What emerged from this rupture was not a consensus model but a market opportunity. The global continuing education market is valued at USD 70.74 billion (2025), with growth projected to USD 120.74 billion by 2030 (at least according to these guys). And while professional development is no longer optional — with emerging technologies like AI fundamentally changing the way you approach your craft — it’s a mandate disguised as personal responsibility. The World Economic Forum speaks of “lifelong learning” as though it were a virtue rather than a survival mechanism. Employers demand it; careers require it; and adults, bearing the weight of rapid technological change and economic precarity, have begun to see continuous learning not as enrichment but as necessity. And necessities are somehow always painful.
Here’s the rub: in the post-pandemic world, we still don’t have a coherent model for how to make adult learning actually work in a way that’s not just technically possible, but genuinely engaging, equitable, and credible.
I spent the past two years researching, experimenting and listening to experts on this topic, and I think that the future of adult learning lies not in choosing between competing visions — adaptive versus omnicomprehensive, digital versus human, asynchronous flexibility versus face-to-face connection — but in understanding how these three elements amplify each other. I bring you this argument and it will unfold in four pillars:
- Game design as the engine of engagement and intrinsic motivation. Narrative, progression, and challenge don’t trivialise learning; they make it interesting for humans. Game designers are masters of engagement, and when a project has a clear purpose and story scaffolding, students connect more deeply to the work (see here for instance). . This is not gamification, as it’s often poorly understood as the cynical deployment of points and badges to manipulate behaviour. Rather, it’s the architectural principle that learning, like play, requires clear goals, meaningful progression, and the feeling of advancement.
- AI-powered personalisation as the equity engine and accessibility layer. One-size-fits-all education has never worked, but personalisation at scale is impossible without intelligent systems. AI-powered adaptive learning systems tailor educational experiences to individual learner needs, dynamically adjusting based on learning style, pace, and comprehension levels, as Anna Paul explains very well here. For neurodivergent learners, for adults with competing demands on their time such as working parents or people caring for their elders, for those whose learning profile has never fit the standard mold, this is transformative. Generative AI’s potential to generate personalised content aligns with evidence-based approaches for supporting neurodiversity, such as differentiated instruction and individualised pacing.

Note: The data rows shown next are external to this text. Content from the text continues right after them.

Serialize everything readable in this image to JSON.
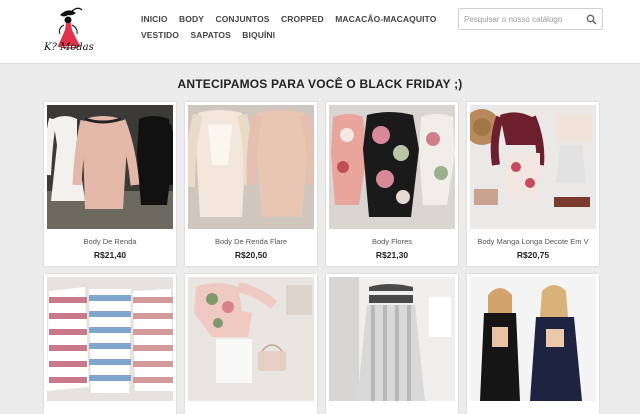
{
  "header": {
    "logo_text": "K? Modas",
    "nav_row1": [
      "INICIO",
      "BODY",
      "CONJUNTOS",
      "CROPPED",
      "MACACÃO-MACAQUITO"
    ],
    "nav_row2": [
      "VESTIDO",
      "SAPATOS",
      "BIQUÍNI"
    ],
    "search_placeholder": "Pesquisar o nosso catálogo"
  },
  "main": {
    "title": "ANTECIPAMOS PARA VOCÊ O BLACK FRIDAY ;)"
  },
  "products": [
    {
      "name": "Body De Renda",
      "price": "R$21,40"
    },
    {
      "name": "Body De Renda Flare",
      "price": "R$20,50"
    },
    {
      "name": "Body Flores",
      "price": "R$21,30"
    },
    {
      "name": "Body Manga Longa Decote Em V",
      "price": "R$20,75"
    },
    {
      "name": "",
      "price": ""
    },
    {
      "name": "",
      "price": ""
    },
    {
      "name": "",
      "price": ""
    },
    {
      "name": "",
      "price": ""
    }
  ],
  "colors": {
    "logo_accent": "#e0334b",
    "header_bg": "#ffffff",
    "page_bg": "#ececec"
  }
}
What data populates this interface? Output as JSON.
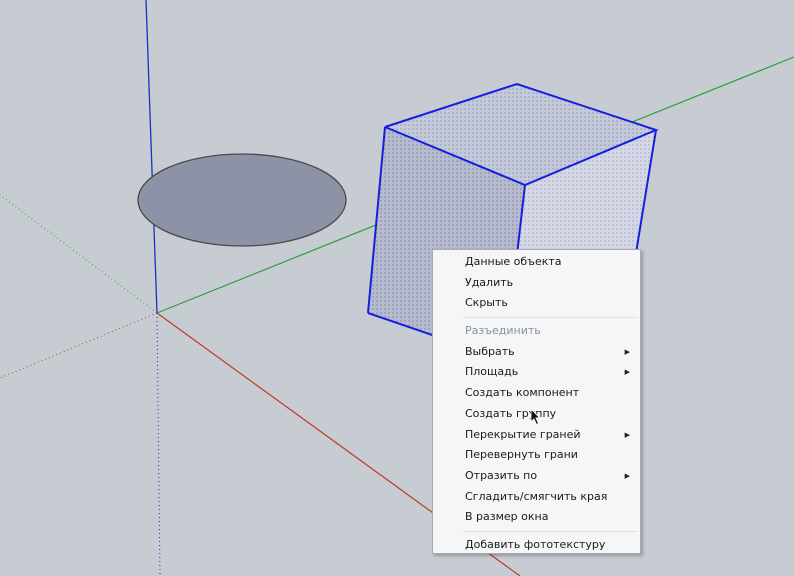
{
  "viewport": {
    "scene": "3d-modeling-viewport",
    "axis_colors": {
      "red": "#c0392b",
      "green": "#2e9e3a",
      "blue": "#1b2ecc"
    }
  },
  "context_menu": {
    "items": [
      {
        "label": "Данные объекта",
        "submenu": false,
        "disabled": false
      },
      {
        "label": "Удалить",
        "submenu": false,
        "disabled": false
      },
      {
        "label": "Скрыть",
        "submenu": false,
        "disabled": false
      },
      {
        "separator": true
      },
      {
        "label": "Разъединить",
        "submenu": false,
        "disabled": true
      },
      {
        "label": "Выбрать",
        "submenu": true,
        "disabled": false
      },
      {
        "label": "Площадь",
        "submenu": true,
        "disabled": false
      },
      {
        "label": "Создать компонент",
        "submenu": false,
        "disabled": false
      },
      {
        "label": "Создать группу",
        "submenu": false,
        "disabled": false
      },
      {
        "label": "Перекрытие граней",
        "submenu": true,
        "disabled": false
      },
      {
        "label": "Перевернуть грани",
        "submenu": false,
        "disabled": false
      },
      {
        "label": "Отразить по",
        "submenu": true,
        "disabled": false
      },
      {
        "label": "Сгладить/смягчить края",
        "submenu": false,
        "disabled": false
      },
      {
        "label": "В размер окна",
        "submenu": false,
        "disabled": false
      },
      {
        "separator": true
      },
      {
        "label": "Добавить фототекстуру",
        "submenu": false,
        "disabled": false
      }
    ]
  }
}
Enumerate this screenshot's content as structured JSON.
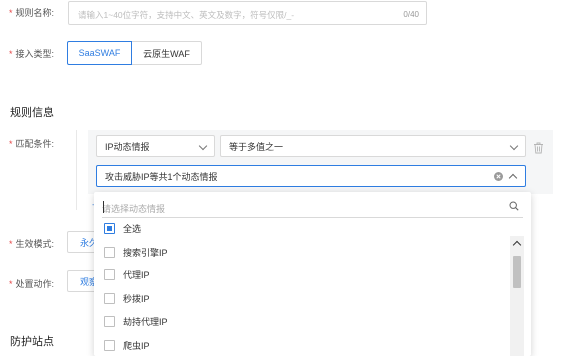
{
  "form": {
    "rule_name": {
      "label": "规则名称:",
      "placeholder": "请输入1~40位字符，支持中文、英文及数字，符号仅限/_-",
      "counter": "0/40"
    },
    "access_type": {
      "label": "接入类型:",
      "options": [
        "SaaSWAF",
        "云原生WAF"
      ],
      "selected": "SaaSWAF"
    },
    "rule_info_title": "规则信息",
    "match_condition": {
      "label": "匹配条件:",
      "field_select": "IP动态情报",
      "operator_select": "等于多值之一",
      "value_select": "攻击威胁IP等共1个动态情报"
    },
    "effect_mode": {
      "label": "生效模式:",
      "button": "永久"
    },
    "action": {
      "label": "处置动作:",
      "button": "观察"
    },
    "protect_site_title": "防护站点"
  },
  "dropdown": {
    "search_placeholder": "请选择动态情报",
    "items": [
      {
        "label": "全选",
        "state": "indeterminate"
      },
      {
        "label": "搜索引擎IP",
        "state": "unchecked"
      },
      {
        "label": "代理IP",
        "state": "unchecked"
      },
      {
        "label": "秒拨IP",
        "state": "unchecked"
      },
      {
        "label": "劫持代理IP",
        "state": "unchecked"
      },
      {
        "label": "爬虫IP",
        "state": "unchecked"
      }
    ]
  },
  "colors": {
    "accent": "#2f7de1",
    "required": "#e54545",
    "condition_bg": "#f5f6f7"
  },
  "icons": [
    "chevron-down-icon",
    "chevron-up-icon",
    "clear-icon",
    "trash-icon",
    "search-icon",
    "checkbox-icon"
  ]
}
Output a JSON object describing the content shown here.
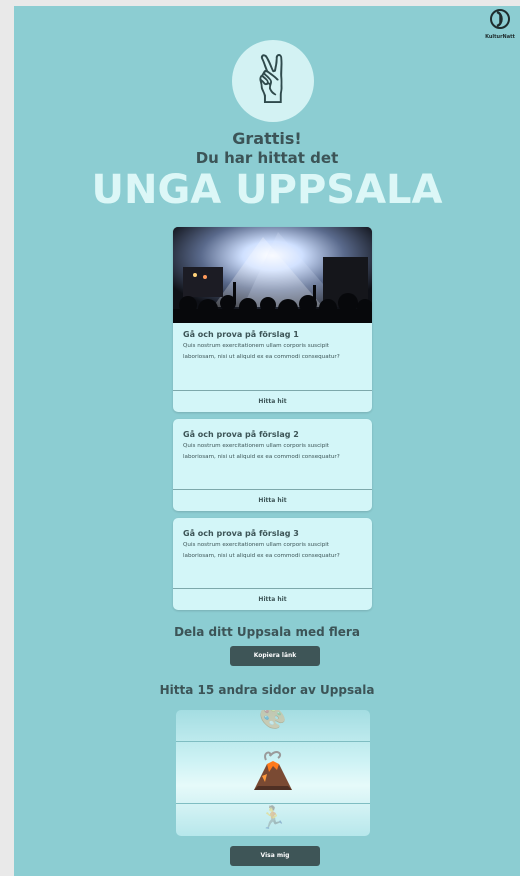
{
  "brand": {
    "name": "KulturNatt"
  },
  "hero": {
    "icon": "victory-hand-icon",
    "greeting": "Grattis!",
    "subtitle": "Du har hittat det",
    "title": "UNGA UPPSALA"
  },
  "cards": [
    {
      "title": "Gå och prova på förslag 1",
      "text": "Quis nostrum exercitationem ullam corporis suscipit laboriosam, nisi ut aliquid ex ea commodi consequatur?",
      "button": "Hitta hit",
      "has_image": true
    },
    {
      "title": "Gå och prova på förslag 2",
      "text": "Quis nostrum exercitationem ullam corporis suscipit laboriosam, nisi ut aliquid ex ea commodi consequatur?",
      "button": "Hitta hit"
    },
    {
      "title": "Gå och prova på förslag 3",
      "text": "Quis nostrum exercitationem ullam corporis suscipit laboriosam, nisi ut aliquid ex ea commodi consequatur?",
      "button": "Hitta hit"
    }
  ],
  "share": {
    "title": "Dela ditt Uppsala med flera",
    "button": "Kopiera länk"
  },
  "discover": {
    "title": "Hitta 15 andra sidor av Uppsala",
    "slides": [
      "palette-icon",
      "volcano-icon",
      "person-icon"
    ],
    "button": "Visa mig"
  },
  "colors": {
    "background": "#8ccdd2",
    "card": "#d3f6f8",
    "button": "#3e5557",
    "title": "#dcf7f7"
  }
}
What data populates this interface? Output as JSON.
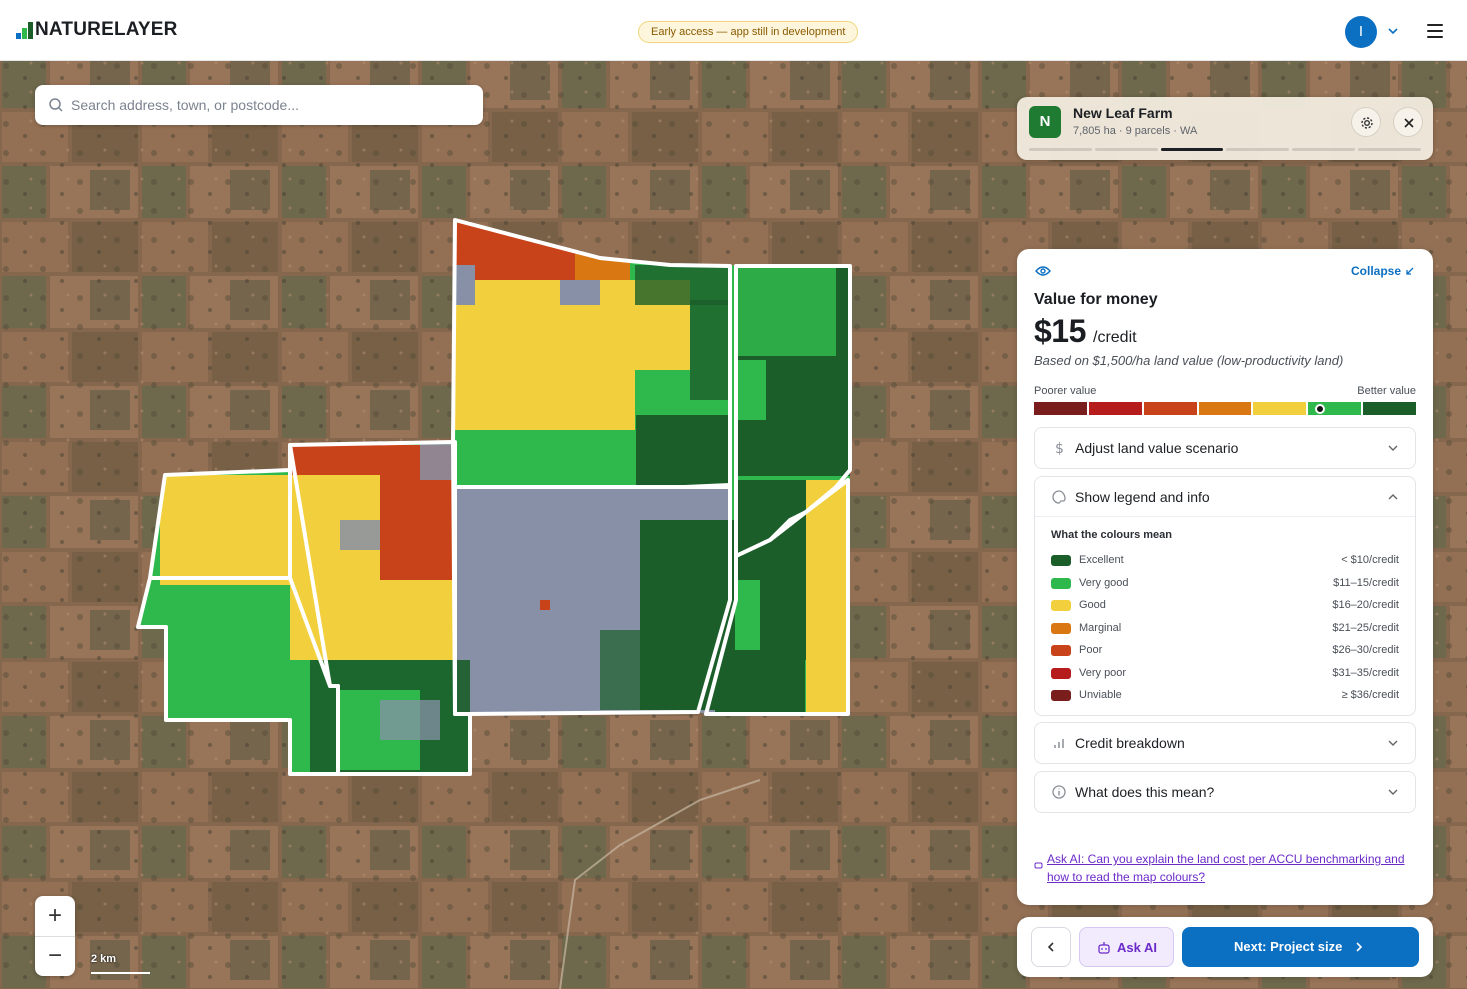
{
  "header": {
    "logo_text": "NATURELAYER",
    "badge": "Early access — app still in development",
    "avatar_initial": "I"
  },
  "map": {
    "search_placeholder": "Search address, town, or postcode...",
    "zoom_in": "+",
    "zoom_out": "−",
    "scale_label": "2 km"
  },
  "farm": {
    "avatar_initial": "N",
    "name": "New Leaf Farm",
    "meta": "7,805 ha · 9 parcels · WA",
    "progress_steps": 6,
    "active_step": 3
  },
  "panel": {
    "collapse_label": "Collapse",
    "title": "Value for money",
    "price": "$15",
    "price_unit": "/credit",
    "note": "Based on $1,500/ha land value (low-productivity land)",
    "scale_left": "Poorer value",
    "scale_right": "Better value",
    "scale_colors": [
      "#7a1d1d",
      "#b71c1c",
      "#c9431a",
      "#d97713",
      "#f2cf3c",
      "#2fb84c",
      "#1b5e2a"
    ],
    "marker_segment": 6,
    "accordions": {
      "adjust": "Adjust land value scenario",
      "legend": "Show legend and info",
      "breakdown": "Credit breakdown",
      "meaning": "What does this mean?"
    },
    "legend_title": "What the colours mean",
    "legend": [
      {
        "name": "Excellent",
        "range": "< $10/credit",
        "color": "#1b5e2a"
      },
      {
        "name": "Very good",
        "range": "$11–15/credit",
        "color": "#2fb84c"
      },
      {
        "name": "Good",
        "range": "$16–20/credit",
        "color": "#f2cf3c"
      },
      {
        "name": "Marginal",
        "range": "$21–25/credit",
        "color": "#d97713"
      },
      {
        "name": "Poor",
        "range": "$26–30/credit",
        "color": "#c9431a"
      },
      {
        "name": "Very poor",
        "range": "$31–35/credit",
        "color": "#b71c1c"
      },
      {
        "name": "Unviable",
        "range": "≥ $36/credit",
        "color": "#7a1d1d"
      }
    ],
    "ask_link": "Ask AI: Can you explain the land cost per ACCU benchmarking and how to read the map colours?"
  },
  "bottom": {
    "ask_label": "Ask AI",
    "next_label": "Next: Project size"
  },
  "colors": {
    "accent": "#0b6fc2",
    "ai_purple": "#6b2bc9"
  }
}
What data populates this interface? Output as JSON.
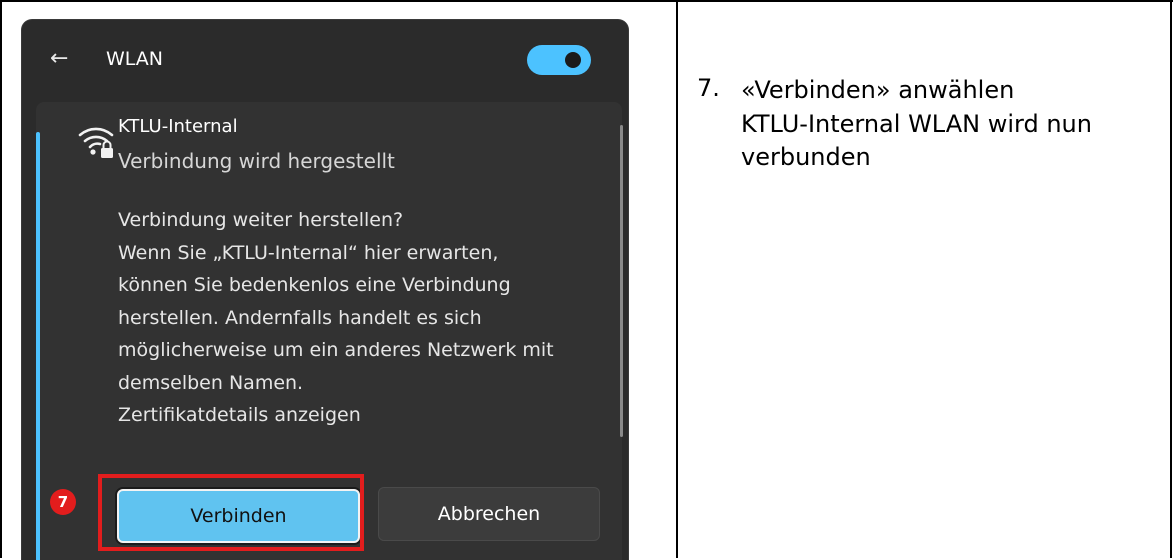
{
  "wlan_panel": {
    "back_icon": "arrow-left-icon",
    "title": "WLAN",
    "toggle_state": "on",
    "accent_color": "#4cc2ff",
    "network": {
      "icon": "wifi-lock-icon",
      "name": "KTLU-Internal",
      "status": "Verbindung wird hergestellt"
    },
    "message_lines": [
      "Verbindung weiter herstellen?",
      "Wenn Sie „KTLU-Internal“ hier erwarten,",
      "können Sie bedenkenlos eine Verbindung",
      "herstellen. Andernfalls handelt es sich",
      "möglicherweise um ein anderes Netzwerk mit",
      "demselben Namen.",
      "Zertifikatdetails anzeigen"
    ],
    "buttons": {
      "connect": "Verbinden",
      "cancel": "Abbrechen"
    }
  },
  "annotation": {
    "step_badge": "7",
    "highlight_color": "#e21d1d"
  },
  "instructions": {
    "number": "7.",
    "lines": [
      "«Verbinden» anwählen",
      "KTLU-Internal WLAN wird nun",
      "verbunden"
    ]
  }
}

- High-value face-to-face gatherings as credibility checkpoints and community anchors. Not constant attendance, not exhausting synchronous marathons, but strategic in-person moments that deepen relationships, certify competence, and build the trust that online systems alone cannot. Face-to-face learning environments foster deeper engagement, meaningful interactions, and a stronger sense of community, with 58% of college students preferring the in-person/face-to-face modality, at least according to these guys.
When combined, I believe these three elements can create a learning ecosystem that is simultaneously more engaging, more equitable, and more credible than any of them alone. And crucially, adult learners — motivated by real professional stakes, impatient with waste, and hungry for genuine growth — are the perfect proving ground for this convergence.
If you ask me, the future of education isn’t technology replacing the human, or human connection resisting technology. It’s the thoughtful interplay between them: game design providing the narrative container, AI ensuring that each learner receives what they actually need, and in-person moments conferring the social capital and embodied knowledge that no algorithm can fully simulate.
It’s one of the reasons I’m in Denmark, these days, but that’s a story for another time. The education system isn’t working. Let’s build it properly this time.